Can’t say myself, might be a good question for Apple’s LogicPro folks (although other audio developers might have a more objective view… ;-.

I’m pretty sure my M1 Ultra has all I need for my audio use, mostly Notion, and iRealPro (I have Studio One, but haven’t gotten it set up yet). Going from a 2013 MacPro to a Studio M1 Ultra, I still haven’t hit anything that seem to remotely challenge this thing.

Shamino · August 15, 2023, 7:21pm

I can’t give you specific answers, but here are some general comments that you might find relevant:

GPUs (and the NPU in Apple Silicon) are used for more than just graphics and ML processing. They are very powerful coprocessors for applications that require massively parallel floating-point math operations.

Within audio, although it may not help much for basic operations (e.g. boost/cut volume, mixing, etc.), I would expect them to be used for operations that require massive amounts of floating-point math, like Fourier Transforms, which are at the core of anything operating on the frequency domain of your audio (e.g. equalization, spatial audio). I would expect some kinds of operations to use the NPU accelerator as well.

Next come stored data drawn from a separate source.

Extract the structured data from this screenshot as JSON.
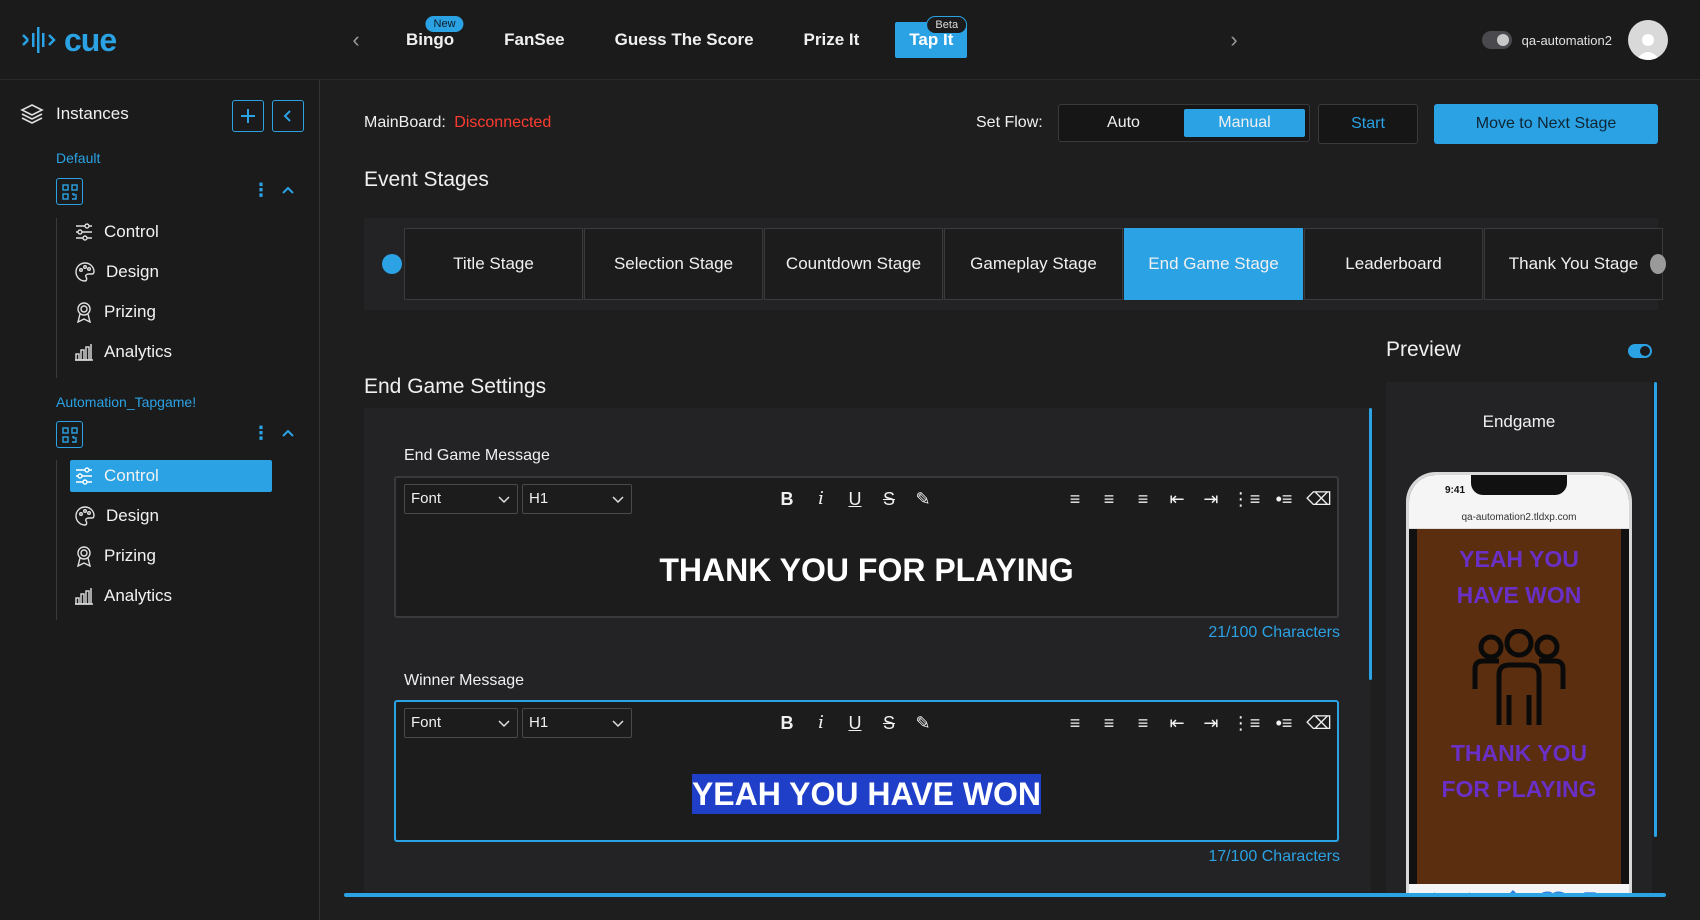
{
  "brand": {
    "logo_text": "cue",
    "accent": "#2aa2e4"
  },
  "topnav": {
    "tabs": [
      {
        "label": "Bingo",
        "badge": "New"
      },
      {
        "label": "FanSee",
        "badge": ""
      },
      {
        "label": "Guess The Score",
        "badge": ""
      },
      {
        "label": "Prize It",
        "badge": ""
      },
      {
        "label": "Tap It",
        "badge": "Beta",
        "active": true
      }
    ],
    "username": "qa-automation2"
  },
  "sidebar": {
    "title": "Instances",
    "groups": [
      {
        "title": "Default",
        "items": [
          {
            "label": "Control",
            "icon": "sliders-icon"
          },
          {
            "label": "Design",
            "icon": "palette-icon"
          },
          {
            "label": "Prizing",
            "icon": "award-icon"
          },
          {
            "label": "Analytics",
            "icon": "bar-chart-icon"
          }
        ]
      },
      {
        "title": "Automation_Tapgame!",
        "items": [
          {
            "label": "Control",
            "icon": "sliders-icon",
            "active": true
          },
          {
            "label": "Design",
            "icon": "palette-icon"
          },
          {
            "label": "Prizing",
            "icon": "award-icon"
          },
          {
            "label": "Analytics",
            "icon": "bar-chart-icon"
          }
        ]
      }
    ]
  },
  "header": {
    "mainboard_label": "MainBoard:",
    "mainboard_status": "Disconnected",
    "setflow_label": "Set Flow:",
    "flow_options": [
      "Auto",
      "Manual"
    ],
    "flow_selected": "Manual",
    "start_label": "Start",
    "next_label": "Move to Next Stage"
  },
  "stages": {
    "title": "Event Stages",
    "items": [
      "Title Stage",
      "Selection Stage",
      "Countdown Stage",
      "Gameplay Stage",
      "End Game Stage",
      "Leaderboard",
      "Thank You Stage"
    ],
    "active": "End Game Stage"
  },
  "settings": {
    "title": "End Game Settings",
    "fields": [
      {
        "label": "End Game Message",
        "font": "Font",
        "heading": "H1",
        "content": "THANK YOU FOR PLAYING",
        "count": "21/100 Characters"
      },
      {
        "label": "Winner Message",
        "font": "Font",
        "heading": "H1",
        "content": "YEAH YOU HAVE WON",
        "count": "17/100 Characters"
      }
    ]
  },
  "preview": {
    "title": "Preview",
    "enabled": true,
    "stage_name": "Endgame",
    "phone_time": "9:41",
    "phone_url": "qa-automation2.tldxp.com",
    "screen_top_lines": [
      "YEAH YOU",
      "HAVE WON"
    ],
    "screen_bottom_lines": [
      "THANK YOU",
      "FOR PLAYING"
    ],
    "screen_bg": "#5a2e0e",
    "screen_text_color": "#6a2fc4"
  }
}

Whether this is actually used by Logic Pro, some other app, or whether the operations you need to perform will take advantage is a question I can’t answer.

WRT RAM, I would make that assumption. If you have enough RAM to hold your entire original audio clip, the latest version, and temporary storage for working, then the app doesn’t need to access the file system as you work. Working entirely in memory vs. working with some of your project on the file system will show a significant speedup. But the actual amount will depend heavily on the size of your projects.

For reference, CD quality audio is 44,100 samples per second, times 2 channels (stereo) times 2 bytes per sample (16-bit). For a data rate of 176,400 bytes per second, about 10.5MB per minute, or about 635MB per hour. So you’d want at least 1.5GB to hold such a project in memory (plus all the RAM you need for the OS, the app and whatever else you’re running at the time).

If you’re working, for example, on 16-channel audio (16 mono tracks or 8 stereo tracks), at 96 KHz and 24-bit samples - common parameters for pro audio recording - then you’re looking at 96,000 * 3 * 16 = 4.6MB per second, 276MB per minute or 16.5GB per hour. A one-hour project at this rate will require more than 16GB to hold all the audio and will probably want at least 32GB to actively work on that audio.

If you’ve been getting satisfactory results with 16GB of RAM for your projects, then that’s probably all you need. But if you think you’re going to work on bigger projects in the future, you might want more RAM. I’d do the above math based on the bit-rate, number of channels, bit-depth and clip-length for the projects you work on.

If you find that you don’t have (or can’t afford) that much RAM, don’t worry about it too much. Any decent audio editor will swap audio to/from storage as you work. It won’t perform as well as if it can all fit in RAM, but it should still get the job done.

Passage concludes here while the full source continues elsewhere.